Column: Dump Gavin Newsom? Last time a California governor was recalled, it was a circus
Just a year after I moved to the land of direct democracy in 2002, Gov. Gray Davis was unceremoniously booted out of office in a recall election that was more like a carnival sideshow than an exercise in self-government. On Oct. 7, 2003, California voters were asked not just whether they wanted to remove Davis — but which of 135 candidates on the ballot they thought should replace him.
Among those vying to succeed him were a former child actor, a pornographer, a sumo wrestler, an action hero, a couple of college students and some not terribly popular politicians. The action hero won, though he drew less than 50% of the vote in the crowded field.

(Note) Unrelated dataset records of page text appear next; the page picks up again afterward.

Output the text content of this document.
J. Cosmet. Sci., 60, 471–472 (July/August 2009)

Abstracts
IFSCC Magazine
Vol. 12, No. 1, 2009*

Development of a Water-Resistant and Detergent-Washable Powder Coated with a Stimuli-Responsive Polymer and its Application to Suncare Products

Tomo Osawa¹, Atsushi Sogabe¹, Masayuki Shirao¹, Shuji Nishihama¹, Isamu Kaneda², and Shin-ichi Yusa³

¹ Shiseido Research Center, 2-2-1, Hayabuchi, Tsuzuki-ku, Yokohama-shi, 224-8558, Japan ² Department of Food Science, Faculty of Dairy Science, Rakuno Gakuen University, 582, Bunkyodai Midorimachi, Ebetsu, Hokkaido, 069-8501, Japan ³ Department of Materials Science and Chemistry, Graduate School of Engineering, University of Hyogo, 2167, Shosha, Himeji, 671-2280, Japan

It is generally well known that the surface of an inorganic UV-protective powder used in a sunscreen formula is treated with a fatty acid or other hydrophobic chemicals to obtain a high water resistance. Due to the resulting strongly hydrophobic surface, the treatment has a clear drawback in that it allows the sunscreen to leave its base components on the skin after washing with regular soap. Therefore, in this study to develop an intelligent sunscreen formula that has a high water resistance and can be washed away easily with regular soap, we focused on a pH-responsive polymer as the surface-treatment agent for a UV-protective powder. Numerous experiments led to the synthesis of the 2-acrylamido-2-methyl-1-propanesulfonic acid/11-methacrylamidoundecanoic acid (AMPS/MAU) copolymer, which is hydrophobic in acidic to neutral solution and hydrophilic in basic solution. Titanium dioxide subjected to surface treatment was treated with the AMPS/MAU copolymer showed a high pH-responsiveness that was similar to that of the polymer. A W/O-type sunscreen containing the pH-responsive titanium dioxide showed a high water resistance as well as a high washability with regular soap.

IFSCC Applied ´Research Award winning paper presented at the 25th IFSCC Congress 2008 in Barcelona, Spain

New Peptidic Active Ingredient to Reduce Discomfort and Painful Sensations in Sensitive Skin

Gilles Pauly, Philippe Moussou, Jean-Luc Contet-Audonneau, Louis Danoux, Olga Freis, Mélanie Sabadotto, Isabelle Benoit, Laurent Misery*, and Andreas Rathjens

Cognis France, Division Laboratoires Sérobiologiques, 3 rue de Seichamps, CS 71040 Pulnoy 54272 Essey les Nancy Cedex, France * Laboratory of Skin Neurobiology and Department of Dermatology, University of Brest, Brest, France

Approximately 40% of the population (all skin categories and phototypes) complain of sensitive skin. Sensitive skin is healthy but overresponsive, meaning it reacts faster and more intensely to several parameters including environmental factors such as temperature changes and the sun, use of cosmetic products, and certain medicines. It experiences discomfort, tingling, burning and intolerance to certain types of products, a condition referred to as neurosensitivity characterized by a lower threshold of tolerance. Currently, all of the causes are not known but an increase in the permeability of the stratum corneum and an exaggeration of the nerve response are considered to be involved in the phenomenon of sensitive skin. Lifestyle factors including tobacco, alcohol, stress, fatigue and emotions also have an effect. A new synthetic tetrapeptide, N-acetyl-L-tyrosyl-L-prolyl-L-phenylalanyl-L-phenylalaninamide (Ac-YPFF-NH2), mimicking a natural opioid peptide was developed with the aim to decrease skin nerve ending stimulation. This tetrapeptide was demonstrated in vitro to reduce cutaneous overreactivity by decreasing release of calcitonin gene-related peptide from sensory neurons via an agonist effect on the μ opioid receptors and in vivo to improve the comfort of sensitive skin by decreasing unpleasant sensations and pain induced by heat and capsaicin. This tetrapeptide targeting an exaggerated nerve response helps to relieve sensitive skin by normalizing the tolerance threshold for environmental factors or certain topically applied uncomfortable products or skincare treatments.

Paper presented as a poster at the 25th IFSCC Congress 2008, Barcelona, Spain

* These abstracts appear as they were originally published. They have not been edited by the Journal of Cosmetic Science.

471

It was not an inspiring moment for democracy. In many ways, it was a test run — no offense, Arnold — for the Trump election, which 13 years later reaffirmed that when faced with the most serious of decisions, Americans will often make inane choices and opt for fame and fantasy over substance. Looking on from abroad, the Guardian called the 2003 recall that brought Arnold Schwarzenegger to power “a circus fit for the fruit and nut state.” The Economist asked: “Is the Golden State governable?”
California Gov. Gavin Newsom will get a chance to swing for the fences during Tuesday’s event in trying to assure voters that his pandemic policies are working.

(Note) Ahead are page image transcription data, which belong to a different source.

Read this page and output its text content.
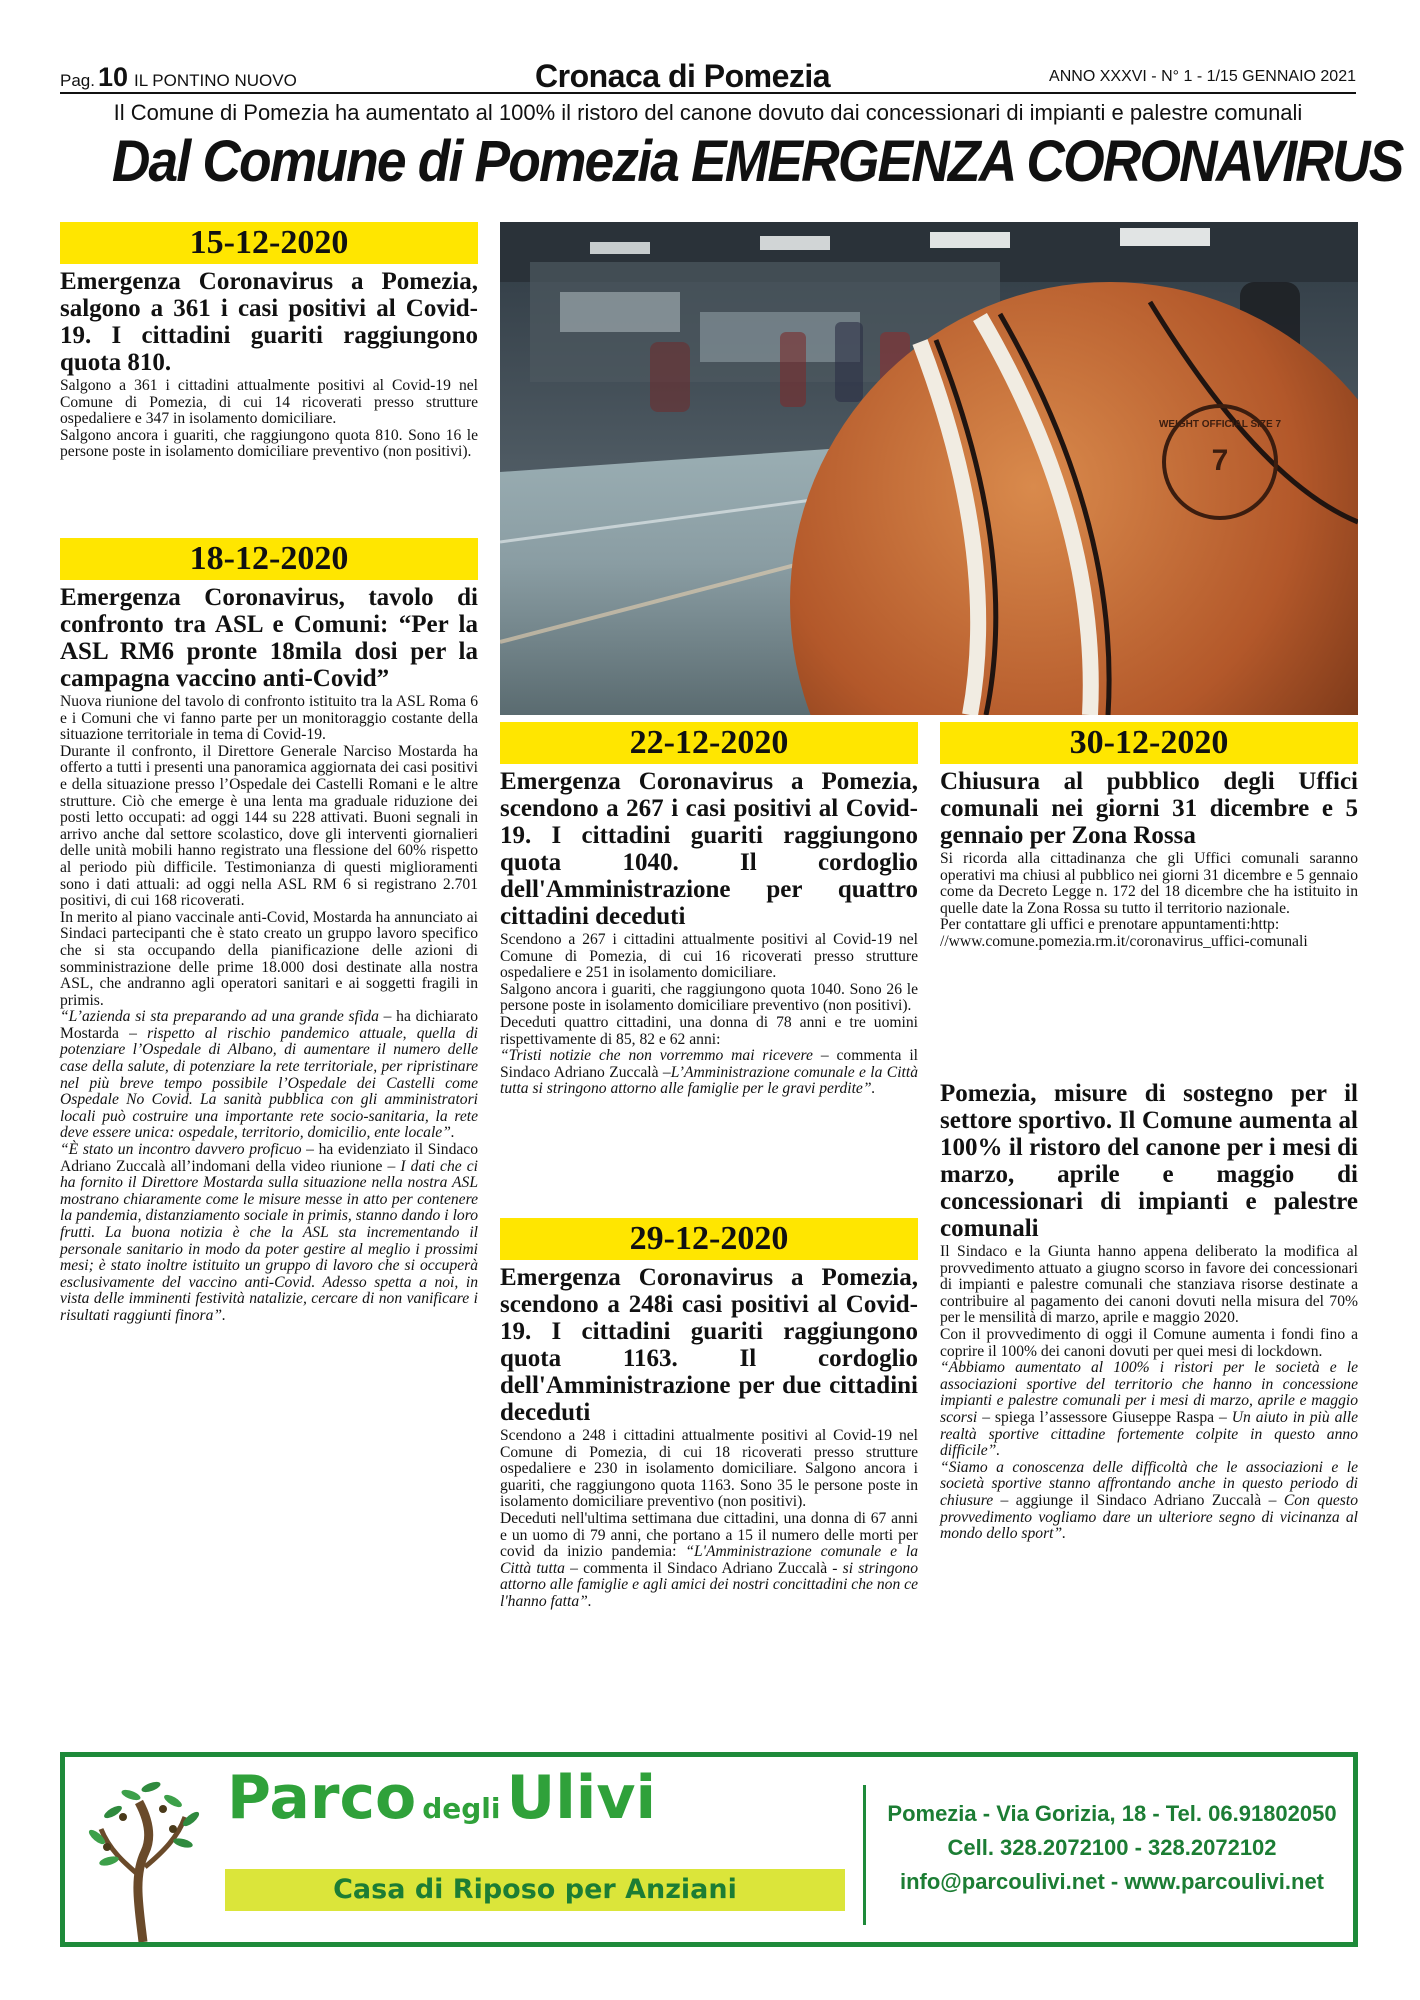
Pag. 10 IL PONTINO NUOVO	Cronaca di Pomezia	ANNO XXXVI - N° 1 - 1/15 GENNAIO 2021
Il Comune di Pomezia ha aumentato al 100% il ristoro del canone dovuto dai concessionari di impianti e palestre comunali
Dal Comune di Pomezia EMERGENZA CORONAVIRUS
15-12-2020
Emergenza Coronavirus a Pomezia, salgono a 361 i casi positivi al Covid-19. I cittadini guariti raggiungono quota 810.

Salgono a 361 i cittadini attualmente positivi al Covid-19 nel Comune di Pomezia, di cui 14 ricoverati presso strutture ospedaliere e 347 in isolamento domiciliare.

Salgono ancora i guariti, che raggiungono quota 810. Sono 16 le persone poste in isolamento domiciliare preventivo (non positivi).

18-12-2020
Emergenza Coronavirus, tavolo di confronto tra ASL e Comuni: “Per la ASL RM6 pronte 18mila dosi per la campagna vaccino anti-Covid”

Nuova riunione del tavolo di confronto istituito tra la ASL Roma 6 e i Comuni che vi fanno parte per un monitoraggio costante della situazione territoriale in tema di Covid-19.

Durante il confronto, il Direttore Generale Narciso Mostarda ha offerto a tutti i presenti una panoramica aggiornata dei casi positivi e della situazione presso l’Ospedale dei Castelli Romani e le altre strutture. Ciò che emerge è una lenta ma graduale riduzione dei posti letto occupati: ad oggi 144 su 228 attivati. Buoni segnali in arrivo anche dal settore scolastico, dove gli interventi giornalieri delle unità mobili hanno registrato una flessione del 60% rispetto al periodo più difficile. Testimonianza di questi miglioramenti sono i dati attuali: ad oggi nella ASL RM 6 si registrano 2.701 positivi, di cui 168 ricoverati.

In merito al piano vaccinale anti-Covid, Mostarda ha annunciato ai Sindaci partecipanti che è stato creato un gruppo lavoro specifico che si sta occupando della pianificazione delle azioni di somministrazione delle prime 18.000 dosi destinate alla nostra ASL, che andranno agli operatori sanitari e ai soggetti fragili in primis.

“L’azienda si sta preparando ad una grande sfida – ha dichiarato Mostarda – rispetto al rischio pandemico attuale, quella di potenziare l’Ospedale di Albano, di aumentare il numero delle case della salute, di potenziare la rete territoriale, per ripristinare nel più breve tempo possibile l’Ospedale dei Castelli come Ospedale No Covid. La sanità pubblica con gli amministratori locali può costruire una importante rete socio-sanitaria, la rete deve essere unica: ospedale, territorio, domicilio, ente locale”.

“È stato un incontro davvero proficuo – ha evidenziato il Sindaco Adriano Zuccalà all’indomani della video riunione – I dati che ci ha fornito il Direttore Mostarda sulla situazione nella nostra ASL mostrano chiaramente come le misure messe in atto per contenere la pandemia, distanziamento sociale in primis, stanno dando i loro frutti. La buona notizia è che la ASL sta incrementando il personale sanitario in modo da poter gestire al meglio i prossimi mesi; è stato inoltre istituito un gruppo di lavoro che si occuperà esclusivamente del vaccino anti-Covid. Adesso spetta a noi, in vista delle imminenti festività natalizie, cercare di non vanificare i risultati raggiunti finora”.

7
WEIGHT OFFICIAL SIZE 7
22-12-2020
Emergenza Coronavirus a Pomezia, scendono a 267 i casi positivi al Covid-19. I cittadini guariti raggiungono quota 1040. Il cordoglio dell'Amministrazione per quattro cittadini deceduti

Scendono a 267 i cittadini attualmente positivi al Covid-19 nel Comune di Pomezia, di cui 16 ricoverati presso strutture ospedaliere e 251 in isolamento domiciliare.

Salgono ancora i guariti, che raggiungono quota 1040. Sono 26 le persone poste in isolamento domiciliare preventivo (non positivi).

Deceduti quattro cittadini, una donna di 78 anni e tre uomini rispettivamente di 85, 82 e 62 anni:

“Tristi notizie che non vorremmo mai ricevere – commenta il Sindaco Adriano Zuccalà –L’Amministrazione comunale e la Città tutta si stringono attorno alle famiglie per le gravi perdite”.

29-12-2020
Emergenza Coronavirus a Pomezia, scendono a 248i casi positivi al Covid-19. I cittadini guariti raggiungono quota 1163. Il cordoglio dell'Amministrazione per due cittadini deceduti

Scendono a 248 i cittadini attualmente positivi al Covid-19 nel Comune di Pomezia, di cui 18 ricoverati presso strutture ospedaliere e 230 in isolamento domiciliare. Salgono ancora i guariti, che raggiungono quota 1163. Sono 35 le persone poste in isolamento domiciliare preventivo (non positivi).

Deceduti nell'ultima settimana due cittadini, una donna di 67 anni e un uomo di 79 anni, che portano a 15 il numero delle morti per covid da inizio pandemia: “L'Amministrazione comunale e la Città tutta – commenta il Sindaco Adriano Zuccalà - si stringono attorno alle famiglie e agli amici dei nostri concittadini che non ce l'hanno fatta”.

30-12-2020
Chiusura al pubblico degli Uffici comunali nei giorni 31 dicembre e 5 gennaio per Zona Rossa

Si ricorda alla cittadinanza che gli Uffici comunali saranno operativi ma chiusi al pubblico nei giorni 31 dicembre e 5 gennaio come da Decreto Legge n. 172 del 18 dicembre che ha istituito in quelle date la Zona Rossa su tutto il territorio nazionale.

Per contattare gli uffici e prenotare appuntamenti:http:

//www.comune.pomezia.rm.it/coronavirus_uffici-comunali

Pomezia, misure di sostegno per il settore sportivo. Il Comune aumenta al 100% il ristoro del canone per i mesi di marzo, aprile e maggio di concessionari di impianti e palestre comunali

Il Sindaco e la Giunta hanno appena deliberato la modifica al provvedimento attuato a giugno scorso in favore dei concessionari di impianti e palestre comunali che stanziava risorse destinate a contribuire al pagamento dei canoni dovuti nella misura del 70% per le mensilità di marzo, aprile e maggio 2020.

Con il provvedimento di oggi il Comune aumenta i fondi fino a coprire il 100% dei canoni dovuti per quei mesi di lockdown.

“Abbiamo aumentato al 100% i ristori per le società e le associazioni sportive del territorio che hanno in concessione impianti e palestre comunali per i mesi di marzo, aprile e maggio scorsi – spiega l’assessore Giuseppe Raspa – Un aiuto in più alle realtà sportive cittadine fortemente colpite in questo anno difficile”.

“Siamo a conoscenza delle difficoltà che le associazioni e le società sportive stanno affrontando anche in questo periodo di chiusure – aggiunge il Sindaco Adriano Zuccalà – Con questo provvedimento vogliamo dare un ulteriore segno di vicinanza al mondo dello sport”.

Parco degli Ulivi
Casa di Riposo per Anziani
Pomezia - Via Gorizia, 18 - Tel. 06.91802050
Cell. 328.2072100 - 328.2072102
info@parcoulivi.net - www.parcoulivi.net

Now we may be cruising toward a repeat. By March 17, signatures will be submitted in support of recalling Gov. Gavin Newsom. If 1,495,709 of them are deemed valid (12% of the turnout in the last gubernatorial election), a vote will be scheduled — and all bets are off. Who knows who will run? Who knows who will win? Who knows how many zillions of dollars will be spent to promote any number of outrageous outcomes? Newsom could certainly triumph and hold on to his job — especially if he panders effectively to those he’s offended — but I wouldn’t bet the state Capitol on it.
Californians apparently like the recall system. Me? I’m not so crazy about it except as a last resort.

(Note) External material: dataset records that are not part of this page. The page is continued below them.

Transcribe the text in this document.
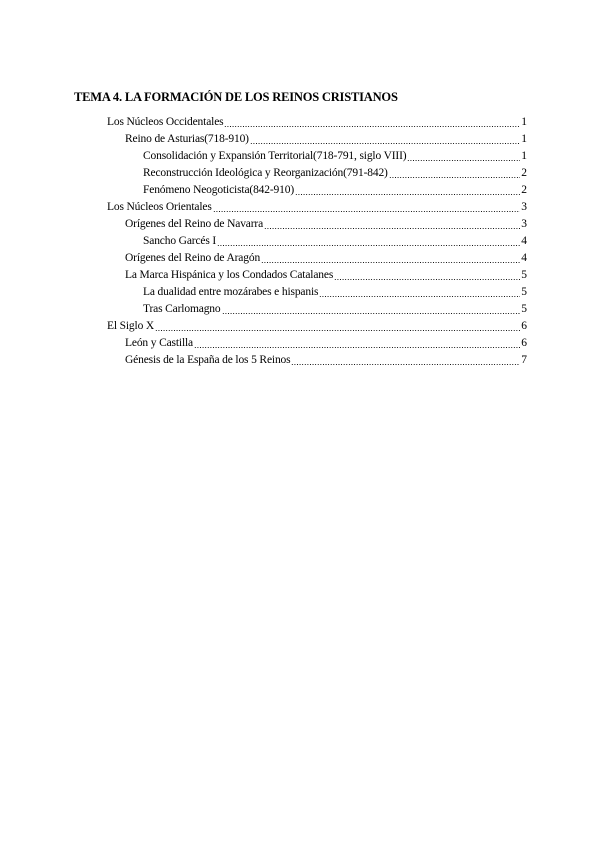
TEMA 4. LA FORMACIÓN DE LOS REINOS CRISTIANOS
Los Núcleos Occidentales	1
Reino de Asturias(718-910)	1
Consolidación y Expansión Territorial(718-791, siglo VIII)	1
Reconstrucción Ideológica y Reorganización(791-842)	2
Fenómeno Neogoticista(842-910)	2
Los Núcleos Orientales	3
Orígenes del Reino de Navarra	3
Sancho Garcés I	4
Orígenes del Reino de Aragón	4
La Marca Hispánica y los Condados Catalanes	5
La dualidad entre mozárabes e hispanis	5
Tras Carlomagno	5
El Siglo X	6
León y Castilla	6
Génesis de la España de los 5 Reinos	7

These days, seeking to remove officials from their jobs before their term is up is in vogue. In Washington, the U.S. House of Representatives twice sought to oust President Trump from office.
In California, Newsom is just one of many who have been threatened with a recall.
Los Angeles Mayor Eric Garcetti avoided one a year ago when opponents challenging his handling of the city’s homelessness crisis failed to gather the necessary 300,000 signatures.
Los Angeles County Dist. Atty. George Gascón was challenged by victims’ rights advocates so soon after taking office in January that state officials had to remind them that a recall can’t begin until an officeholder has served 90 days.
Chesa Boudin, San Francisco’s reformist district attorney, is facing a recall effort, too, even though he’s served for just over a year.
The Los Angeles County Board of Supervisors is looking into options for removing Sheriff Alex Villanueva, although it is not clear that a recall is their preferred approach. Around the state — in Shasta County, Ventura County and elsewhere — various supervisors and council members and sheriffs face efforts to remove them. In San Francisco, a formal effort to recall three members of the school board is underway.
Many of these efforts will no doubt fail to reach the ballot. But still, voters are jumping to the nuclear option awfully quickly — too quickly. If you don’t like Newsom, wait until the regularly scheduled election — next year! — to vote him out.
The recall became part of the California Constitution in 1911. But many believed it would be used sparingly. They hoped that the mere threat of removal from office would help keep officials in Sacramento accountable and honest and help unlock the grip of special interests, such as the Southern Pacific Railroad. The recall was a tool with roots as far back as ancient Rome, and had been used in parts of Switzerland since the 19th century.
“I do not wish to use the recall if it is possible to avoid doing so,” said Theodore Roosevelt, a supporter of the process. Woodrow Wilson also saw it as a safeguard: “It is seldom used outside the municipalities. I do not remember an instance of its use on a state officer. It is merely ‘a gun behind the door.’”
For the first 83 years in California, only three recall elections of state elected officials successfully reached the ballot. In the subsequent 27 years, it’s happened seven times.
Gray Davis was the first governor to be removed in California, and the second in the country’s history. Now we’re trying again.
In California, says Joshua Spivak, a senior fellow at the Hugh L. Carey Institute for Government Reform at Wagner College, it’s particularly easy to qualify a recall for the ballot. Eighteen other states have recall provisions, but some permit them only for specified reasons such as malfeasance or conviction of a crime or incompetence. In California, there are no such limitations.
Spivak says that nationwide, 60% of recalls that make it to the ballot result in removal of the challenged official.
It’s fine to have a fail-safe mechanism to deal with truly corrupt or incompetent or dangerous elected officials. But the rest of the time, let’s give our officials a chance to do the jobs they were elected to do. California’s process is too chaotic, costly and unpredictable to use on a regular basis every time voters are irked at a politician.
Gray Davis raised the vehicle license fee. Gavin Newsom made the harebrained decision to eat dinner at the French Laundry in the middle of a pandemic.
Those kinds of things get people riled up. But they don’t justify undoing an election.